A World Health Organization (WHO), United Nations Children Emergency Fund (UNICEF) and M&C Saatchi report has revealed that pregnant women in China, Vietnam and the United Kingdom are exposed to “aggressive” formula milk marketing campaigns. These marketing campaigns breach global rules set up after scandals more than 40 years ago.
Titled “How marketing of formula milk influences our decisions on infant feeding”, the report also included interviews with marketing executives and 300 health workers, and is the largest of its kind.
The WHO recommends exclusive breastfeeding for newborns, where possible, as the healthier option.
The report’s authors and several external experts said it was time to reform the International Code of Marketing of Breast-milk Substitutes. The code was set up by WHO in 1981 in a bid to regulate the industry after scandals in the 1970s when Nestle was accused of discouraging mothers, particularly in developing countries, from breastfeeding.
In China, 97% of women surveyed had been exposed to formula milk marketing; in the United Kingdom it was 84% and in Vietnam, 92%. More than a third of women across all of the countries said that health workers had recommended a specific brand of formula to them.
The marketing techniques can push women away from breastfeeding and include everything from giving free samples, to executives setting up or joining “mums’ groups” on popular messaging apps, the report further stated.
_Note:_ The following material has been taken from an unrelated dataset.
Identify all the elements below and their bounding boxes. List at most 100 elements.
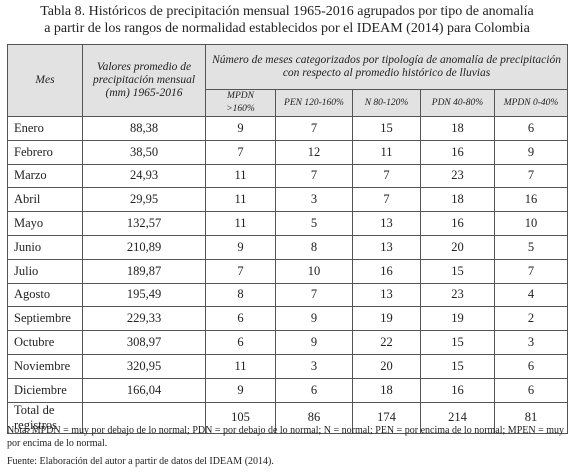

Health workers are also targeted, with gifts, funding for research and even commission from sales, all practices that are banned under international guidelines for the marketing of formula milk.
Formula milk and tobacco are the only two products for which there are international guidelines to prevent marketing.
Despite this, only 25 countries have fully implemented the code into legislation, and over the last four decades, sales of formula milk have more than doubled, while breastfeeding rates have only slightly increased, the WHO said. The formula milk industry is now worth $55 billion annually.
The report found that more than half of the 8,500 parents across the eight countries surveyed – Bangladesh, China, Mexico, Morocco, Nigeria, South Africa, the United Kingdom and Vietnam – reported exposure to marketing, much of which was in breach of the code.
While the code allows factual information about formula to be provided, and the authors acknowledged the importance of formula milk for women who cannot or do not want to breastfeed, they said the marketing practices were a key reason for low breastfeeding rates worldwide.
The WHO recommends exclusive breastfeeding for at least the first six months of life, but at the moment, only 44% of babies this age are fed this way.
A major study in 2016 suggested more than 800,000 babies’ lives could be saved annually if breastfeeding rates improved to reach this milestone.
“False and misleading messages about formula feeding are a substantial barrier to breastfeeding, which we know is best for babies and mothers,” UNICEF executive director Catherine Russell said in a statement.
Rollins said digital marketing in particular needs work, because of the potential for personalised targeted messaging and because it is now a major area of expansion for formula milk companies, alongside milks for older children and milks for allergies.
In a statement on behalf of the companies, the International Special Dietary Foods Industries (ISDI) said its members complied with all laws and regulations in the countries in which they operate.
“Our members support efforts by national governments to ensure compliance with all national laws and regulations. Our members are ready to work together with all stakeholders to support optimal infant health and well-being,” it added.
The WHO declined to comment on individual companies, and does not name them in the report, but said that there were no substantial differences between their practices.